Sir Rocco mentions that the UK's withdrawal from the Exchange Rate Mechanism in 1992 led to the collapse of 100,000 businesses, doubled unemployment and forced 1.75 million home owners into negative equity. Let's be fair Sir Rocco, that recession was going to happen, and the boom/bust policy of the late 1980s are probably more to blame than the ERM.

Finally, Sir Rocco reveals that 73% of UK businesses wanted to keep the pound. That poll was conducted with the co-operation of Business for Sterling and Britain in Europe and covered 7,080 firms of all sizes, in all sectors and from every UK region.

It shows that almost equal numbers of businesses favour a commitment to join (38%) or a decision to rule out membership for at least the foreseeable future (36%). However 24% of firms believe the UK should keep the position under review without making a commitment to join.

It is about time that our industry took a proactive view on Europe, saw the Europeans as our major leisure market and did all it can to attract more.

Stephen Bone, General Manager, Hotel Hougue du Pommier, Guernsey.

Time to tackle tips trouble

I am quoted (Caterer, 29 June, page 12) as welcoming the announcement that the minimum wage is likely to be raised above the £4-per-hour barrier.

This is misleading. While it is true that the introduction of the minimum wage has gone some way to improving the image of our industry with regard to pay rates, it would be foolish to predict whether the proposed increases are desirable.

The issue of much greater significance to the majority of restaurateurs, is the need for clarity regarding whether tips and gratuities count toward the minimum wage or not.

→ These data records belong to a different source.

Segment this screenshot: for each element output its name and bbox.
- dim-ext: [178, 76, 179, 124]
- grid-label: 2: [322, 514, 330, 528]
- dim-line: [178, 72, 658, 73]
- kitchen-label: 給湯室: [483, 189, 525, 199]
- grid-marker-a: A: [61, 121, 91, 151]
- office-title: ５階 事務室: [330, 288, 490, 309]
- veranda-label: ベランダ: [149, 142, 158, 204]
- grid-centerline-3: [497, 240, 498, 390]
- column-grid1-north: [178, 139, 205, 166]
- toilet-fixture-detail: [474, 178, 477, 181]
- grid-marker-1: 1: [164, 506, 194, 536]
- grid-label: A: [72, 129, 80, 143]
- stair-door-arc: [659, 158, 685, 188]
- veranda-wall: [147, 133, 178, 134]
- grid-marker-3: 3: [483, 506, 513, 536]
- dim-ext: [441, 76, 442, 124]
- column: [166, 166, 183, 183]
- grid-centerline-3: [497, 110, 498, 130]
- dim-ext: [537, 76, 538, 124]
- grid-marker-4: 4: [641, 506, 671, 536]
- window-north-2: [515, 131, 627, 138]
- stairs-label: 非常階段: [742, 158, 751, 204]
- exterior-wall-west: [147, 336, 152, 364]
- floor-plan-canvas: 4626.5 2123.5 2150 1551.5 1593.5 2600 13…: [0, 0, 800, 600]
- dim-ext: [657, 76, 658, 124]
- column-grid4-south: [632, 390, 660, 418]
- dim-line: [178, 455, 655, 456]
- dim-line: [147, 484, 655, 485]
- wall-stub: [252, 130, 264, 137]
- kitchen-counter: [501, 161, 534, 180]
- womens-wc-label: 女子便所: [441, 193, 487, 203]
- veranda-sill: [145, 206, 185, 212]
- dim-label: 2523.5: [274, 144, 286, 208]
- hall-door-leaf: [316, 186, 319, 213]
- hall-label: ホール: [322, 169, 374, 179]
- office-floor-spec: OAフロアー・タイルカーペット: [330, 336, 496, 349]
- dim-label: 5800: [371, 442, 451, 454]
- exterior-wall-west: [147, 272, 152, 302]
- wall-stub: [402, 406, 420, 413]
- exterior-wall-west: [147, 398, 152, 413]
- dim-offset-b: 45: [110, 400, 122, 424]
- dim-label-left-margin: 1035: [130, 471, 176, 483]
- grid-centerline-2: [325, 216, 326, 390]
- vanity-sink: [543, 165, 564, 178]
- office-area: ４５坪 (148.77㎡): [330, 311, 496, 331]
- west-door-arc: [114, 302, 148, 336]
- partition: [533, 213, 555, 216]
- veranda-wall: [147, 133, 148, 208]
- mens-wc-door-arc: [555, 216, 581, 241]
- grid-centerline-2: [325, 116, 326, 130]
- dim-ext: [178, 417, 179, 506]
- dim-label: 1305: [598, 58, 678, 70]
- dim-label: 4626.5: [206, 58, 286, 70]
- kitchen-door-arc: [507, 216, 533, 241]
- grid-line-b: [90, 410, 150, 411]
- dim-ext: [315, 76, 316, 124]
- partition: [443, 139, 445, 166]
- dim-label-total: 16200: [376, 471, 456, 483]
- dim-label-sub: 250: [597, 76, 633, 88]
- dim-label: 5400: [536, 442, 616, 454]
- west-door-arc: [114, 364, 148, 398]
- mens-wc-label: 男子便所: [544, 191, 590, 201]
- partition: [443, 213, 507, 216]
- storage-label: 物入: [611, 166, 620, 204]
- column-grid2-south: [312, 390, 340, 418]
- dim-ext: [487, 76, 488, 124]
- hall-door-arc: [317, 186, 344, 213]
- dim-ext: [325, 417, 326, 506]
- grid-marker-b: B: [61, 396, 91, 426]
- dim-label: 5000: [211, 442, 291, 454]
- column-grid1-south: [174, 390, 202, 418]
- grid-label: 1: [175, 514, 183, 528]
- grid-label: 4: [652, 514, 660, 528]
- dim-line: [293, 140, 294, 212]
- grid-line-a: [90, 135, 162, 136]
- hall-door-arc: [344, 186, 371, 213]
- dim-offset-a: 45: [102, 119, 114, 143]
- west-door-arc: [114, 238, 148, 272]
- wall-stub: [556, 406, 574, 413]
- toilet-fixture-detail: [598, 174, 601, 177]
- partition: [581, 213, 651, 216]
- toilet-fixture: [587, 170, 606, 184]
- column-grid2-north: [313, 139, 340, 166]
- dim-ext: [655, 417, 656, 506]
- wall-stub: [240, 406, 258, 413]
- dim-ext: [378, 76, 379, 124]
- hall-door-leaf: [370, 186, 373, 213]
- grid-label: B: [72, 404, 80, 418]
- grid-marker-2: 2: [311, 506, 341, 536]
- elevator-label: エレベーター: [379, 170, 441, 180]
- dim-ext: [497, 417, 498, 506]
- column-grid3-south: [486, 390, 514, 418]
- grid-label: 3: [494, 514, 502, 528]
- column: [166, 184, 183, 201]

The answer is very simple. If gratuities are taxed, as they are with properly administered tronc schemes, they should count toward the minimum wage. It is nonsense for one government department to say it is income and for another to claim it is not.

As restaurateurs will tell you, most staff earn considerably more that the minimum wage. It is high time the Government sorted this out.

Ian McKerracher, Chief Executive, Restaurant Association, London.